One other thing that is interesting is that there is this talk that reaching out to bloggers is not PR ... um, so what is it? If Foldera speaks to Robert Scoble or Michael Arrington, isn't that still public relations? If not, what is it....

So, what's next? Is it all about blogs? No, it's about conversations.

Random Thoughts at New Communications Forum

Sitting here today, as I came down on Caltrain (pretty fast ride) to do a podcast with Brian Oberkirch with other PR bloggers, and then sit and attend today.

The other PR (and not PR) bloggers were: Josh Hallett, Shel Israel, David Parmet, Mike Manuel and sickly Phil Gomes. And, joining us toward the end was Evelyn Rodriguez.

It was a good roundtable on the good and bad of PR and blogging, and where we all see the industry going. I gave the boombastic comments, naturally, but we were all in agreement that it's about social networks ...

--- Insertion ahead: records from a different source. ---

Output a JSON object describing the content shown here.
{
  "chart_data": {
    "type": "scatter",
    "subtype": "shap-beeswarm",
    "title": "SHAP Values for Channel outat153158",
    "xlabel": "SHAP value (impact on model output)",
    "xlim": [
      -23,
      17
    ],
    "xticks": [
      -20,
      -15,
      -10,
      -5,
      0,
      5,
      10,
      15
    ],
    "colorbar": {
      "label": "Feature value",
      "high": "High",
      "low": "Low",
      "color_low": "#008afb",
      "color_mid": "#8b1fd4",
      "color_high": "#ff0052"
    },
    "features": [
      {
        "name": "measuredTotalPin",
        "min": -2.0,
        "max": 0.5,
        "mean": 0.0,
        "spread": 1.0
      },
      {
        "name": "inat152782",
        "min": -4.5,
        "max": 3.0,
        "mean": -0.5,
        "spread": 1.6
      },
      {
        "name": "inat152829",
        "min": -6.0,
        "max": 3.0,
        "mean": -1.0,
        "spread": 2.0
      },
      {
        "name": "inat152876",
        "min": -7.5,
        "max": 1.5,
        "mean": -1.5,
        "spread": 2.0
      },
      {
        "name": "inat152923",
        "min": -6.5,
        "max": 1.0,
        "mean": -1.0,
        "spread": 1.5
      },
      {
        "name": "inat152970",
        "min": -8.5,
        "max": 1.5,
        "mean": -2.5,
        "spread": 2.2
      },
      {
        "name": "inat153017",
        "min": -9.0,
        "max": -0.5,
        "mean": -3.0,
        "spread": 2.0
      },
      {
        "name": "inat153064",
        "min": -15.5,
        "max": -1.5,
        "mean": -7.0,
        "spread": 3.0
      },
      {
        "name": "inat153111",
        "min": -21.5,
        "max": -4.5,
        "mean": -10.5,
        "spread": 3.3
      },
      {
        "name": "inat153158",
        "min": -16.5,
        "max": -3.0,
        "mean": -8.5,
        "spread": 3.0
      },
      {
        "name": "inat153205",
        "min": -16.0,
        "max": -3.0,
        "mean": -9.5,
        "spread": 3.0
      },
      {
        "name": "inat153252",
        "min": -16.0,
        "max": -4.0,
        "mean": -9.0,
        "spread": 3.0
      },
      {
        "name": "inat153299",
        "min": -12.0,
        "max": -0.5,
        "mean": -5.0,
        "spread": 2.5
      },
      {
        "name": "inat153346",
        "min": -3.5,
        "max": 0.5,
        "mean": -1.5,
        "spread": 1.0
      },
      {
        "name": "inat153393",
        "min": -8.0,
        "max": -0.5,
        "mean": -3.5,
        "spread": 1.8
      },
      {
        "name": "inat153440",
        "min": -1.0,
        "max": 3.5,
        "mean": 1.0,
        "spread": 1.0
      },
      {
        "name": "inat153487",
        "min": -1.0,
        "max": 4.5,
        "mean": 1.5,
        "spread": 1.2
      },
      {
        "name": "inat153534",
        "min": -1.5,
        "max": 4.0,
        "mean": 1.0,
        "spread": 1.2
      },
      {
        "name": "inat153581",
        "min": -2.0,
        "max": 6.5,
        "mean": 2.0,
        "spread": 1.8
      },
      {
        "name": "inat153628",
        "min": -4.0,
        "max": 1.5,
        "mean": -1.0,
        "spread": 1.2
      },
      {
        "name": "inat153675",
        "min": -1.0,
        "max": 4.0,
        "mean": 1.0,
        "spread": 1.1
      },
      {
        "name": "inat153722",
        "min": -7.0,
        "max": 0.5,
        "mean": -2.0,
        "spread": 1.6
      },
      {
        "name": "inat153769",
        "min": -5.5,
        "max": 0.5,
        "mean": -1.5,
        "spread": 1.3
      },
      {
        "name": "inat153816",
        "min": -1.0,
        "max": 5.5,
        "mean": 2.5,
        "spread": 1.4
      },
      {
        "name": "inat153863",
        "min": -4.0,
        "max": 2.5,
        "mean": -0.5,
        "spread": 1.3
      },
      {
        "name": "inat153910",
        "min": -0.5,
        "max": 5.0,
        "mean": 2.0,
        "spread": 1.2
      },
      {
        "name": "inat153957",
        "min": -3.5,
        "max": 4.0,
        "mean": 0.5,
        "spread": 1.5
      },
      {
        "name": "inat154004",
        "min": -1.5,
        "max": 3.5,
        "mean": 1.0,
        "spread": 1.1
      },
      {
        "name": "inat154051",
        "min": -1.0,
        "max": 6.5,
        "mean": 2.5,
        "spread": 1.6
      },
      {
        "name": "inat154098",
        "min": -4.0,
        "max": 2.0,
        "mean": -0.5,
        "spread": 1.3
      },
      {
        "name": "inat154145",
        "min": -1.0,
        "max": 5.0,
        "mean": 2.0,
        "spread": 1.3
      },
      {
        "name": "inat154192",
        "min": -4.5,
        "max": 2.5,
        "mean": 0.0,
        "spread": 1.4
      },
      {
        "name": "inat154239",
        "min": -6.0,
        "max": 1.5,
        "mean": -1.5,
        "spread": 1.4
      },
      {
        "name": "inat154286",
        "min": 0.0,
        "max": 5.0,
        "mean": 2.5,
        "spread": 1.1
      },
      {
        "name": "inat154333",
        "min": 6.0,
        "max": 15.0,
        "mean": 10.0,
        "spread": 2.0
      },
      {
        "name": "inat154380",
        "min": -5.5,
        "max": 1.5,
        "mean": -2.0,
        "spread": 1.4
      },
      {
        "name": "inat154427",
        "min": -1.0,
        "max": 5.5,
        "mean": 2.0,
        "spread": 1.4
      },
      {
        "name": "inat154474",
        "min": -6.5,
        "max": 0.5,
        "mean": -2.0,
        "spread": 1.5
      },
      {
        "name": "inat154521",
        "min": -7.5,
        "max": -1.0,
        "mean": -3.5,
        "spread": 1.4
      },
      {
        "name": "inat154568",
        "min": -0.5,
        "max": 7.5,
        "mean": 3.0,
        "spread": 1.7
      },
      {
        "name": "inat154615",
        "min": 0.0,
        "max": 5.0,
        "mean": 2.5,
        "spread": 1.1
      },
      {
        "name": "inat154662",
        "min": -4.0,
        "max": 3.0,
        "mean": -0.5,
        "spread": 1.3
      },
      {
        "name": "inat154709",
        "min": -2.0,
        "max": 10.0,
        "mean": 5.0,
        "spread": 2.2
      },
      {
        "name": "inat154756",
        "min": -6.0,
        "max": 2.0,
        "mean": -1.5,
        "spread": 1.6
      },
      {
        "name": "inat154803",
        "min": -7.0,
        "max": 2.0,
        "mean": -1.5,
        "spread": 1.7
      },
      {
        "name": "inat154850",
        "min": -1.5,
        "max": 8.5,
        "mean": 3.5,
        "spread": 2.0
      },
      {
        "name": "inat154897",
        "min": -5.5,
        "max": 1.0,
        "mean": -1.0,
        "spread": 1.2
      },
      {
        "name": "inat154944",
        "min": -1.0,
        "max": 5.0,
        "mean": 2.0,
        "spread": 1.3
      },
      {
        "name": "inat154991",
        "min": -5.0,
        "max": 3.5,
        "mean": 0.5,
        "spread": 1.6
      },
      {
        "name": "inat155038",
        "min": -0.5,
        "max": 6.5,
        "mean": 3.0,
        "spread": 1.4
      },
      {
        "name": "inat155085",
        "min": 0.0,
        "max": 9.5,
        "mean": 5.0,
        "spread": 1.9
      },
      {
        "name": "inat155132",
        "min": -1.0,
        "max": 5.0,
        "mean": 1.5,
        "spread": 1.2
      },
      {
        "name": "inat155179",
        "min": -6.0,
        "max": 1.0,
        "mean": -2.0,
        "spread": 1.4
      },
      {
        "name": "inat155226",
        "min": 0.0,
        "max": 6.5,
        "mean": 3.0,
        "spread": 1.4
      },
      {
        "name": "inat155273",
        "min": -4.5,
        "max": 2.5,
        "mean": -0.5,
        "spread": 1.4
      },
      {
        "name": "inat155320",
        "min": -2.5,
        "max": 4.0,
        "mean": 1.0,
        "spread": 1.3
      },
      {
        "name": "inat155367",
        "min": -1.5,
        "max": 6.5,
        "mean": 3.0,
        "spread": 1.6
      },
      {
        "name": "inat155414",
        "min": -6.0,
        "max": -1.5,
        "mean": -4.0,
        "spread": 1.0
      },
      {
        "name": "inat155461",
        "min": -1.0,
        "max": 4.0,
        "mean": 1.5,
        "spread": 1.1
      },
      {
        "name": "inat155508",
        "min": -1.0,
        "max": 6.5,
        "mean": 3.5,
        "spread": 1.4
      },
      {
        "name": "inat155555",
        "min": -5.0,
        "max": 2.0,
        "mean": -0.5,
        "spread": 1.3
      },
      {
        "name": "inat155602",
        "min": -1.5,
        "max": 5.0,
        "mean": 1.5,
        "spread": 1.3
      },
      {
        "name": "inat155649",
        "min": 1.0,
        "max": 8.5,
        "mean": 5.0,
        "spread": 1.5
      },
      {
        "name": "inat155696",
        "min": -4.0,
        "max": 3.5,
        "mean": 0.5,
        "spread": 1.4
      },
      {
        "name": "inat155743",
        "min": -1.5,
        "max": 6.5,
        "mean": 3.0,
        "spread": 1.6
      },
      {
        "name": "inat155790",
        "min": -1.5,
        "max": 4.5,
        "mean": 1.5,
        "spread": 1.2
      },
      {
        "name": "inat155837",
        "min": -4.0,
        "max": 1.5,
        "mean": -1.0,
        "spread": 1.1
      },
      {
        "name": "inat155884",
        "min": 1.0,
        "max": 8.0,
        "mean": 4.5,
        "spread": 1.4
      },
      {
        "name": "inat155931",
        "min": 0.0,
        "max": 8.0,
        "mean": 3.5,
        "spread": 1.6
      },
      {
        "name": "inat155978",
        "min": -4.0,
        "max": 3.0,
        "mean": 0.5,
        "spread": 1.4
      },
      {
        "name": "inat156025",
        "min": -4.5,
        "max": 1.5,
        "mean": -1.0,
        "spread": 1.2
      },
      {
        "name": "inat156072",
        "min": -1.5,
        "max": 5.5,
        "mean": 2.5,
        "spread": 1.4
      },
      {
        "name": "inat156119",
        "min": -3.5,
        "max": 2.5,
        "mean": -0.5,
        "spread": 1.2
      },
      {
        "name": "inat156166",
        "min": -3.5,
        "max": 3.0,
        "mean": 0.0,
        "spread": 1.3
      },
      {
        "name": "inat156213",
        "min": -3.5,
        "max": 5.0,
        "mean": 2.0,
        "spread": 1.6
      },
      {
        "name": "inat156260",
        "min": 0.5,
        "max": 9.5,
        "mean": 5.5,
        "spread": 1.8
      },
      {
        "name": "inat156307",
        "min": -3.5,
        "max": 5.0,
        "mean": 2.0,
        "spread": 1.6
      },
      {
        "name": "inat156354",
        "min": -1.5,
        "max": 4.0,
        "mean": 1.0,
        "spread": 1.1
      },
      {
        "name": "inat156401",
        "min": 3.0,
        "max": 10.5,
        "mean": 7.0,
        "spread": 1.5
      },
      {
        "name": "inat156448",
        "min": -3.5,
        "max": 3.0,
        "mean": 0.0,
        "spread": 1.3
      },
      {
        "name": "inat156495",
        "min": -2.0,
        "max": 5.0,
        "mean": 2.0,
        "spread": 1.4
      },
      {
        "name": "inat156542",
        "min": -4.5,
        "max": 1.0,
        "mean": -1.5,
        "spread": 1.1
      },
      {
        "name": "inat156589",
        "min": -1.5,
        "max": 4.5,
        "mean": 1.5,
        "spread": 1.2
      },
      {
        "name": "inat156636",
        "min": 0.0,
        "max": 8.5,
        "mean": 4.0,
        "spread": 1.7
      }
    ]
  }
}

Which lead to Charlene Li's keynote address was about social networks, and how the industry is changing for marketing and public relations to social networks. We don't control anything - not that marketing and PR really has controlled much - but that it's about giving up control. It's the new tools out there that are helping change things - it's email, instant messaging, RSS feeds (which can be more important than a blog itself), a blog. And, not all tools are the right fits, and depends on the kind of relationship you want to build. You want to speak to consumers, you can blog. You want the consumer to speak to you, you build online forums.

In the end, the new paradigm is about letting the consumer drive the brand. For good companies, that is not a problem. For bad companies - or companies that have major detractors - this could be bad. That's the risk companies need to take to grow the enthusiast base, and possibly convert the detractors.